A Consumer Ethnocentrism Model of Foreign Retail Store Patronage: An Initial Empirical Test of Extrinsic Cues and Moderating Effect in Beijing

2015 
Consumers often face retail store patronage decisions involving tradeoffs between domestic-owned and foreign-owned retailers due to conservative or patriotic reasons (e.g., Good and Huddleston 1995; Zarkada-Fraser and Fraser 2002). The most widely used construct to explain this phenomenon is consumer ethnocentrism (CET). CET is defined as the beliefs held by consumers that it is inappropriate (and maybe even immoral) to purchase imported products (Shimp and Sharma 1987).

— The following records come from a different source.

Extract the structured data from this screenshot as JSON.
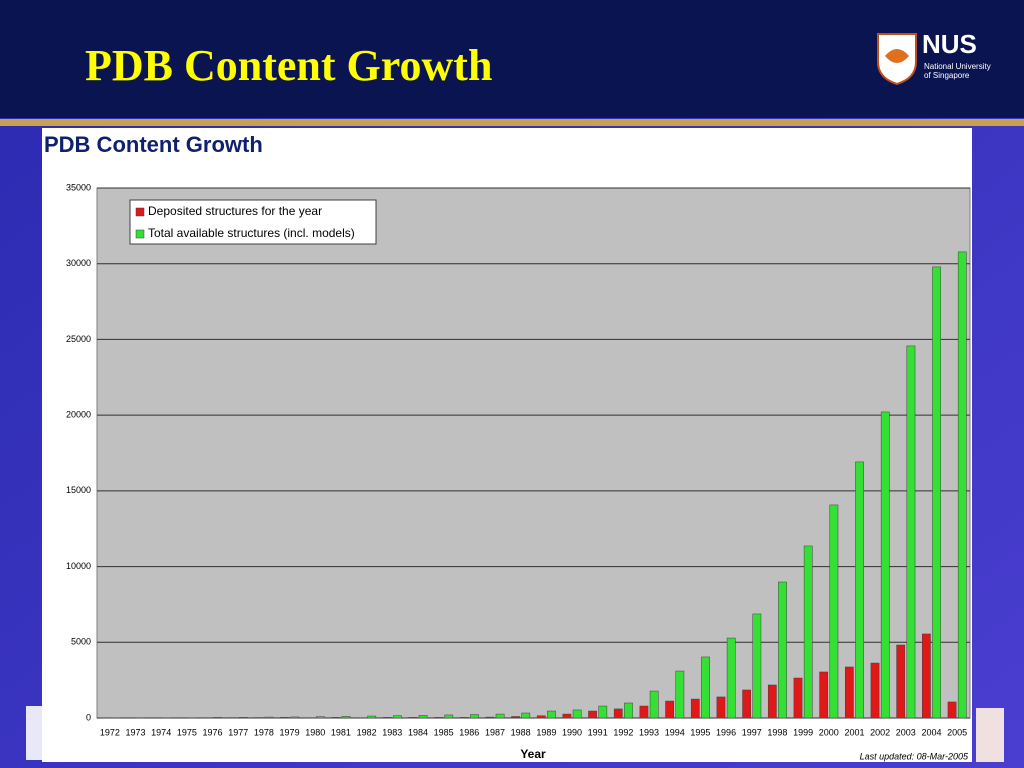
{
  "slide": {
    "title": "PDB Content Growth",
    "logo": {
      "name": "NUS",
      "line1": "National University",
      "line2": "of Singapore"
    }
  },
  "chart_data": {
    "type": "bar",
    "title": "PDB Content Growth",
    "x_label": "Year",
    "annotation": "Last updated: 08-Mar-2005",
    "categories": [
      "1972",
      "1973",
      "1974",
      "1975",
      "1976",
      "1977",
      "1978",
      "1979",
      "1980",
      "1981",
      "1982",
      "1983",
      "1984",
      "1985",
      "1986",
      "1987",
      "1988",
      "1989",
      "1990",
      "1991",
      "1992",
      "1993",
      "1994",
      "1995",
      "1996",
      "1997",
      "1998",
      "1999",
      "2000",
      "2001",
      "2002",
      "2003",
      "2004",
      "2005"
    ],
    "series": [
      {
        "name": "Deposited structures for the year",
        "color": "#e01818",
        "values": [
          1,
          0,
          0,
          0,
          20,
          25,
          30,
          40,
          20,
          40,
          20,
          40,
          40,
          40,
          40,
          60,
          100,
          150,
          260,
          460,
          600,
          790,
          1120,
          1250,
          1390,
          1850,
          2180,
          2640,
          3040,
          3370,
          3630,
          4820,
          5550,
          1060
        ]
      },
      {
        "name": "Total available structures (incl. models)",
        "color": "#33e033",
        "values": [
          7,
          10,
          12,
          15,
          40,
          50,
          60,
          70,
          90,
          110,
          130,
          150,
          170,
          200,
          230,
          260,
          330,
          460,
          530,
          790,
          990,
          1780,
          3100,
          4030,
          5280,
          6870,
          8980,
          11360,
          14070,
          16910,
          20210,
          24570,
          29790,
          30780
        ]
      }
    ],
    "ylim": [
      0,
      35000
    ],
    "yticks": [
      0,
      5000,
      10000,
      15000,
      20000,
      25000,
      30000,
      35000
    ],
    "grid": true,
    "legend": "upper left"
  }
}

The CET concept originated from the country-of-origin (COO) research stream, where past COO studies found that COO, as a country image cue, is an important extrinsic cue in which consumers draw inferences from this cue in forming their perceptions and evaluations of product quality and purchase intent, particularly when they lack information about and/or are unfamiliar with products of foreign origins (c.f., Papadopoulos and Heslop 1993). Nonetheless, previous COO research was generally inconclusive, in part due to the use of single-cue versus multiple-cue models (Bilkey and Nes 1982). For instance, brand name has a negative effect on the saliency of the COO cue in some studies (e.g., Chao 1989; Teas and Agarwal 2000), but not in others (e.g., Ahmed and d'Astous 1996; Han and Terpstra 1988). Moreover, we are not aware of any COO studies that simultaneously assessed the impact of COO cue and store brand cue on consumers' willingness to shop in foreign retail stores (WTS), i.e., store-specific. Hence, these two constructs were included in our conceptual model as antecedents of WTS.